IoTDots: A Digital Forensics Framework for Smart Environments

TL;DR

IoTDots is a digital forensic framework for smart environments that analyzes device logs and uses machine learning to accurately detect user activities and behaviors with minimal overhead.

Contribution

Introduces IoTDots, a novel framework combining source code analysis and machine learning for forensic investigations in smart environments.

Findings

Achieves over 98% accuracy in detecting user activities

Detects user, device, and app behaviors with over 96% accuracy

Operates with minimal overhead on devices and cloud servers

Abstract

IoT devices and sensors have been utilized in a cooperative manner to enable the concept of a smart environment. In these smart settings, abundant data is generated as a result of the interactions between devices and users' day-to-day activities. Such data contain valuable forensic information about events and actions occurring inside the smart environment and, if analyzed, may help hold those violating security policies accountable. In this paper, we introduce IoTDots, a novel digital forensic framework for a smart environment such as smart homes and smart offices.
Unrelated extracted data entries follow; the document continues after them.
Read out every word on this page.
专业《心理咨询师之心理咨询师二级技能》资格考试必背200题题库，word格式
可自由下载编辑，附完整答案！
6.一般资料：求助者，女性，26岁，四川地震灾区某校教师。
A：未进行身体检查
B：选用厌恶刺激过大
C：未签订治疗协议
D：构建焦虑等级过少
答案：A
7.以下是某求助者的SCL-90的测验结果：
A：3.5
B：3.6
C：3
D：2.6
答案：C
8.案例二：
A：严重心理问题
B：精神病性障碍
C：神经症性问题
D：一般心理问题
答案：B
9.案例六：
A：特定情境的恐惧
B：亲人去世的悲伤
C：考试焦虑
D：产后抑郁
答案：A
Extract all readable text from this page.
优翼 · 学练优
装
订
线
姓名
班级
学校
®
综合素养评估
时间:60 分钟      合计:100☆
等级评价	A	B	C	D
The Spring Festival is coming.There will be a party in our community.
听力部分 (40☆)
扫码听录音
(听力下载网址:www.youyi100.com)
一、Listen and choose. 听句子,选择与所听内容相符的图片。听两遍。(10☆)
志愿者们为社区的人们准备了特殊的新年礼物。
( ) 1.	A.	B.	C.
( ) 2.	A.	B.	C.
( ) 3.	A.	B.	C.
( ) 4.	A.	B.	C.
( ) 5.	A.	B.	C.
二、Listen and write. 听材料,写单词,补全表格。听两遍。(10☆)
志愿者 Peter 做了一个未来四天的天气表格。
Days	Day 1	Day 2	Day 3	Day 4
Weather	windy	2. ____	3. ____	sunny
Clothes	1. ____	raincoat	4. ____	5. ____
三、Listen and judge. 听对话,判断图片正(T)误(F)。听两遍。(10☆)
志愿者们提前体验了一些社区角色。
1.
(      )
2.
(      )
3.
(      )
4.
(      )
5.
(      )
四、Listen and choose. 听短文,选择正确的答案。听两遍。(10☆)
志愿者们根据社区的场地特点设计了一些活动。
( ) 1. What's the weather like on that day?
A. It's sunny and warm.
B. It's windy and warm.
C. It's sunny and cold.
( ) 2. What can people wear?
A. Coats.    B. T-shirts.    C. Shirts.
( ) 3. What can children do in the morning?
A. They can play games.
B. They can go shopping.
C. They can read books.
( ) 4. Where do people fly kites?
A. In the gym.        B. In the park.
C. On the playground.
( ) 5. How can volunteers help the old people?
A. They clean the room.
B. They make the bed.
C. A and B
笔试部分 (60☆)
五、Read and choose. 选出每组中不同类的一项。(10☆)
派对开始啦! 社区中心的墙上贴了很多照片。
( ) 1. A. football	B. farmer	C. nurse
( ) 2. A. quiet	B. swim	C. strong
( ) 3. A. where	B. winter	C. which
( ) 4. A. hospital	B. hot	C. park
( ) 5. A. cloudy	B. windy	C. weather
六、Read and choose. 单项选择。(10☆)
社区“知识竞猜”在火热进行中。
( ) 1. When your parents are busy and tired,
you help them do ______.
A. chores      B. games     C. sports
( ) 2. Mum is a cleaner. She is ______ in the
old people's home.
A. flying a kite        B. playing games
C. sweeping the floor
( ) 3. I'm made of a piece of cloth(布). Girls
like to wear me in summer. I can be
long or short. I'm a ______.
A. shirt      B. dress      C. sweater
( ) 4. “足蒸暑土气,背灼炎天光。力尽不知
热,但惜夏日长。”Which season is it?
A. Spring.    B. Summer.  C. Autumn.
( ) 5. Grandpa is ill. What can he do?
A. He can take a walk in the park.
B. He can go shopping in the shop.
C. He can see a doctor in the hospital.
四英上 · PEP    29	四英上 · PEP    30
IoTDots has two main components: IoTDots-Modifier and IoTDots-Analyzer. At compile time, IoTDots-Modifier performs the source code analysis of smart apps, detects forensically-relevant information, and automatically insert tracing logs. Then, at runtime, the logs are stored into a IoTDots database. Later, in the event of a forensic investigation, the IoTDots-Analyzer applies data processing and machine learning techniques to extract valuable and usable forensic information from the devices' activity. In order to test the performance of IoTDots, we tested IoTDots in a realistic smart office environment with a total of 22 devices and sensors. The evaluation results show that IoTDots can achieve, on average, over 98% of accuracy on detecting user activities and over 96% accuracy on detecting the behavior of users, devices, and apps in a smart environment. Finally, IoTDots performance yields no overhead to the smart devices and very minimal overhead to the cloud server.